Die Gefangenen der Justizvollzugsanstalt Straubing dürfen weiterhin 40 Minuten im Monat telefonieren und für vier Stunden monatlich per Skype kommunizieren. Darüber hinaus ist die Besuchszeit, die den Gefangenen aufgrund der Pandemie-Einschränkungen bis zum Herbst 2020 entfallen ist, »angespart« worden. Diese Zeit könne, so Hegele, in Form eines Skype-Kontakts nachgeholt werden, bis zu fünf Stunden im Monat. In Summe könnte dann bis zu neun Stunden auf diesem Weg mit Personen außerhalb der JVA gesprochen werden.
Diese Telefon- und Kommunikationszeiten gehen deutlich über das hinaus, was den Strafgefangenen in normalen Zeiten in Bayern zugestanden wird. Grundsätzlich ist das nur ein Telefonat alle zwei Monate für 20 Minuten; zusätzliches Telefonieren nur in dringenden Ausnahmefällen, etwa für Gefangene mit sehr weit entfernt lebenden Angehörigen - sie dürfen ein- bis zweimal im Monat telefonieren. Telefonate zu Bewerbungszwecken oder zur Anbahnung eines Mietverhältnisses werden oft abgelehnt. Eine Unterstützung bei der Resozialisierung ist in diesen Fragen nicht angesagt.
Wegen dieser prekären Situation haben im November 530 Häftlinge aus Straubing eine Petition mit dem Titel »Isolation ist keine Option!« an den bayerischen Landtag unterzeichnet, zusammen mit etwa 25 000 weiteren Unterstützern. Erreicht werden sollen auch nach der Pandemie längere Telefonzeiten zusätzlich zu persönlichen Besuchen. Hierfür müsste das bayerische Strafvollzugsgesetz geändert werden. In anderen Bundesländern sind bereits längere Telefonzeiten möglich, auch über Apparate, die in den Fluren installiert sind. Für die Gefangenen werden dann bestimmte Nummern von Angehörigen frei geschaltet.

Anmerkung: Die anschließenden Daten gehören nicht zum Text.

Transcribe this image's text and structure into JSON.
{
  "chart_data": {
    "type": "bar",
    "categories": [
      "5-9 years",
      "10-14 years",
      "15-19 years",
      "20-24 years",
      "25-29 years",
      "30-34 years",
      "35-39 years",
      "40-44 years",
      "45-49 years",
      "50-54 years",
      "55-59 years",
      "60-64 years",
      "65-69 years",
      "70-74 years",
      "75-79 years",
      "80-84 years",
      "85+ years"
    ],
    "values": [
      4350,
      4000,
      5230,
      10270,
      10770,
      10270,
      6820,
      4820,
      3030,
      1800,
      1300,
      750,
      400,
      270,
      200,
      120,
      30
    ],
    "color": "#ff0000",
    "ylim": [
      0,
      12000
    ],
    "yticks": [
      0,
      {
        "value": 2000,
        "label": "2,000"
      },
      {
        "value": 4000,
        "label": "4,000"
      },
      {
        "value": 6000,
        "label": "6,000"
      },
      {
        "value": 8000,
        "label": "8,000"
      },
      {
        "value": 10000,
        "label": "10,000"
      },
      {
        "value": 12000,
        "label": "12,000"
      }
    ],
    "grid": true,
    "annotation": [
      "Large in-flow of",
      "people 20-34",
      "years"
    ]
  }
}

Neben dem Telefonieren sind die persönlichen Besuche der wichtigste Faktor dafür, das soziale Umfeld zu erhalten und zu stabilisieren. Wie in allen bayerischen Justizvollzugsanstalten wurde in Straubing kurz vor Weihnachten zwar der Personenkreis unter den Verwandten erweitert, der für diese Besuche zugelassen ist, aber nicht die Zeit und die Anzahl der Personen. Mit der zweiten Corona-Welle kann das nicht begründet werden: Bislang haben sich in der JVA nach Aussagen der Leitung in diesem Jahr lediglich drei Gefangene angesteckt, einer von ihnen war ein bereits infizierter Neuzugang. Die beiden anderen handelten sich das Virus offenbar über einen Bediensteten ein. Insgesamt gibt es hier aktuell 717 Inhaftierte.